The board also resolved to wait for the offer of a five-acre plot from the government — as the court had ordered — before discussing the matter further.

“The UPSCWB had said earlier it would accept the decision of the Supreme Court, even if it went against the Muslim side. Sticking to our previous stand, we decided to accept the court’s order. We are not going to file a review petition against the order,” board chairman Zufar Ahmad Farooqui told reporters after a meeting of the board.

“It was decided we would take a final call on accepting the five acres only after receiving such an offer,” Farooqui added.

“It was also decided that henceforth only I would be authorised to speak to the print and electronic media on this issue. Other members have been asked not to make any comment on this dispute or else disciplinary action would be taken.”

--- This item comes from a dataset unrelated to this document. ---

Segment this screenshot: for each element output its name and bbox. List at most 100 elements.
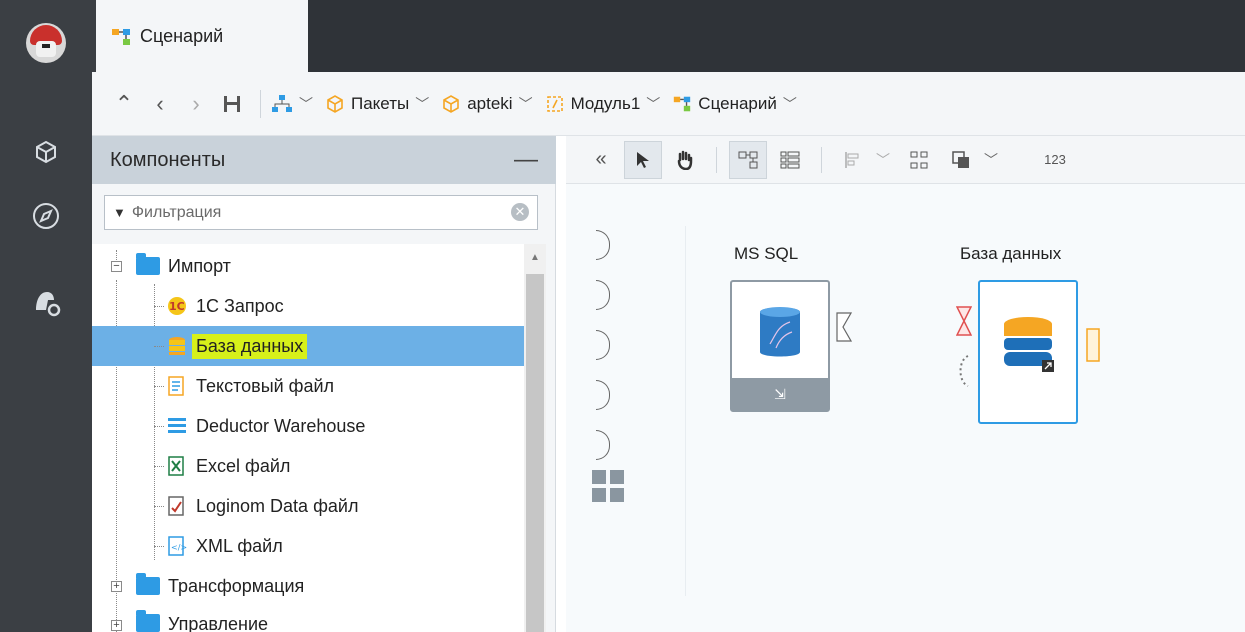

The five-judge bench had unanimously awarded the disputed site in Ayodhya to Ram Lalla Virajman (baby Ram) and empowered the Centre to build a temple there but ruled that the demolition of the Babri Masjid was “an egregious violation of the rule of law”.

The constitution bench asked the government to allot the wakf board a five-acre plot in Ayodhya, outside the disputed 2.77 acres, to build a mosque.

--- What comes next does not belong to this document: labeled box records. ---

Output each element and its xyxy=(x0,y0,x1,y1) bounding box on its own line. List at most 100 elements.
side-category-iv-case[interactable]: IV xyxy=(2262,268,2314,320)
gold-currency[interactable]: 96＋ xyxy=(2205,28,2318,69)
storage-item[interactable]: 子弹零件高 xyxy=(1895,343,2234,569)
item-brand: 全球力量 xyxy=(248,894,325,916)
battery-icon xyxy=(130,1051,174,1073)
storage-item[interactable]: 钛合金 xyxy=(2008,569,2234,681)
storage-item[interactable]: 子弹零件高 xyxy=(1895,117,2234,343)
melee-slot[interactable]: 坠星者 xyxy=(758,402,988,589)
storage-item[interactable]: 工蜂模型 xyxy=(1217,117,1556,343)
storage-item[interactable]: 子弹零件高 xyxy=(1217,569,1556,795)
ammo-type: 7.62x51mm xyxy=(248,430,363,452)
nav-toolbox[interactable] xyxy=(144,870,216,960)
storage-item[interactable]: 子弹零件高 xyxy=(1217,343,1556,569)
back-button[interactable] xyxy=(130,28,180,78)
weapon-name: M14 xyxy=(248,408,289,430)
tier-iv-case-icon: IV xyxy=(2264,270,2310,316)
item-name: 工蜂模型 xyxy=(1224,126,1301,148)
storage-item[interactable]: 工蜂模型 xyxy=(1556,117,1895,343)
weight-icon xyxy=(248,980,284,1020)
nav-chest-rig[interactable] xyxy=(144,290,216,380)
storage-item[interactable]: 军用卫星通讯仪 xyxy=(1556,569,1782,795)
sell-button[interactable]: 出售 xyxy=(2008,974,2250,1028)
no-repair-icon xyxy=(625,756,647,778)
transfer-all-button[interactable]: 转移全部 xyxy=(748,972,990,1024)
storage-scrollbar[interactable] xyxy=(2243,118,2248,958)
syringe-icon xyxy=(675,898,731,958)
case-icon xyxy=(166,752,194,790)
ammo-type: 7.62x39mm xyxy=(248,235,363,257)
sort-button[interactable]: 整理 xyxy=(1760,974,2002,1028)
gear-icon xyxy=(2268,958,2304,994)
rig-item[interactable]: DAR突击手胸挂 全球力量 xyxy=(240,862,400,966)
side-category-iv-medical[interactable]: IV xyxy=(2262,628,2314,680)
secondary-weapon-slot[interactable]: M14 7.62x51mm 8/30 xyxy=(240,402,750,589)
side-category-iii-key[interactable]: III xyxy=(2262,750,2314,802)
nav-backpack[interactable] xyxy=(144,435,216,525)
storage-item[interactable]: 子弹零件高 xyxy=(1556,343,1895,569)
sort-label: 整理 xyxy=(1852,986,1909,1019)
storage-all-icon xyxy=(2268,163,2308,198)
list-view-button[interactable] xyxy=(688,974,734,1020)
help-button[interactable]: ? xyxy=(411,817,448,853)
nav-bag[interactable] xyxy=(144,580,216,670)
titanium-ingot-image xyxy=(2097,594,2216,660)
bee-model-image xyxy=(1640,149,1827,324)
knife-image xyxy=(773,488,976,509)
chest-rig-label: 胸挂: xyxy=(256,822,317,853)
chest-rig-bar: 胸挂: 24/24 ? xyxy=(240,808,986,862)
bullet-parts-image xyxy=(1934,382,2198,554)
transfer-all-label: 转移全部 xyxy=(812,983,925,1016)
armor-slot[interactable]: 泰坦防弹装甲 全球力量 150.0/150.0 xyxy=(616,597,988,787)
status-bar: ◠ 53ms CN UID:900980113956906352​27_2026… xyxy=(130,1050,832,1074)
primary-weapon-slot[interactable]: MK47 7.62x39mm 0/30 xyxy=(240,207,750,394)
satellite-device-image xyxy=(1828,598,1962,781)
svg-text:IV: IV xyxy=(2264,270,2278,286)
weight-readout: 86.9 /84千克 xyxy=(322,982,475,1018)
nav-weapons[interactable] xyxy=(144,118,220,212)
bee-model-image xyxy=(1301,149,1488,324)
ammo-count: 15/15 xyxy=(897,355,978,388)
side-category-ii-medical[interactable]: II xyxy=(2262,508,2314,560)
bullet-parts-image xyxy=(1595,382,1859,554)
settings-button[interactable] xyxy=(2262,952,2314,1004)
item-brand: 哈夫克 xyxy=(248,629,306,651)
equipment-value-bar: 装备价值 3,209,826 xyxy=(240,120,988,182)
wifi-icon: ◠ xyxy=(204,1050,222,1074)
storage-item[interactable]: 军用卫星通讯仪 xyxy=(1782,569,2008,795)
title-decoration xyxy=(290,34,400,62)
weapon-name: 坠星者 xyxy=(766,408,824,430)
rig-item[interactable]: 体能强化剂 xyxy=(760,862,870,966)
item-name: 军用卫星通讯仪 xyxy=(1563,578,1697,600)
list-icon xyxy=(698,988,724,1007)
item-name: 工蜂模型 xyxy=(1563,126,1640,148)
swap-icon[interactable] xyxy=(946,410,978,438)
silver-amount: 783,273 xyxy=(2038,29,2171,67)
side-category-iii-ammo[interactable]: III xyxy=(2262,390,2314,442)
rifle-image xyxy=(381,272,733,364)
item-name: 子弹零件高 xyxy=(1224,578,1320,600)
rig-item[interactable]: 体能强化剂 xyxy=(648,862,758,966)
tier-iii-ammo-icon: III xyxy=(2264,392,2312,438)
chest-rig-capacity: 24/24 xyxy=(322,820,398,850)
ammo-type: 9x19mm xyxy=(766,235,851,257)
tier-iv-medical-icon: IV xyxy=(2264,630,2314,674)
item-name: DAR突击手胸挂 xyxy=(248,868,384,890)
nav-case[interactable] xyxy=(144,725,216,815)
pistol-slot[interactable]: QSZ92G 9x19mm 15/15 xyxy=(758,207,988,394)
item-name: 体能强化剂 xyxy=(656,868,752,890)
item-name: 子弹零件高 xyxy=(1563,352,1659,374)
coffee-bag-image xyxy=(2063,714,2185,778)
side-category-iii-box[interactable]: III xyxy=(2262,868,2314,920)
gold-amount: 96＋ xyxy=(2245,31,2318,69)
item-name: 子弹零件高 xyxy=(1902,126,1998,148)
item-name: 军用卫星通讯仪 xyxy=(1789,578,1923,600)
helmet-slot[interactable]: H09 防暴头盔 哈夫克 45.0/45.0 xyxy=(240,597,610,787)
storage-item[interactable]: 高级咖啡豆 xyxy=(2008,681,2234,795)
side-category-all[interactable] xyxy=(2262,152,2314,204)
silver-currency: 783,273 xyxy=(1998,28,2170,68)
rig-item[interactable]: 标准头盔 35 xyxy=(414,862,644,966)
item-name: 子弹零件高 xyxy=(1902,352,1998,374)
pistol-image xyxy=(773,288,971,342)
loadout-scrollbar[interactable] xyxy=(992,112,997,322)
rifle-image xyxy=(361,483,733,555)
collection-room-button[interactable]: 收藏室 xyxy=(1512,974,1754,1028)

Barely half an hour before Farooqui emerged from the board’s Mall Avenue office in Lucknow, Abdul Razzaq Khan, a lawyer and board member said two members associated with the Samajwadi Party had ditched the community.

“There were seven out of eight members, including the two SP leaders, and they sided with those who were against filing the review petition. I was the only member at the meeting who was in favour of going with the decision of the All India Muslim Personal Law Board to file a review petition,” Razzaq told The Telegraph.

SP MP Tazeen Fatima did not attend the meeting but had sent a representative. MLA Abrar Ahmad was present.

“Mulayam Singh Yadav, the SP founder, and his son Akhilesh Yadav, the party president now, are agents of the BJP government,” Razzaq said.

“Unfortunately, our Muslim brothers in the state don’t understand this and support the SP in elections.”

A source in the board told this newspaper: “We were told by one of the two (SP) members that Akhilesh personally called them last night and asked them to obey Farooqui.”

Neither Mulayam nor son Akhilesh was available for comment but party spokesperson Rajendra Chaudhary said: “We are not involved in the proceedings of the board at any level.”

Asked if the board’s decision would have any impact on the other Muslim plaintiffs in the case, Razzaq said the wakf board was only one of the nine petitioners in the case. “The court has to hear the review petition even if one (of them) files it.”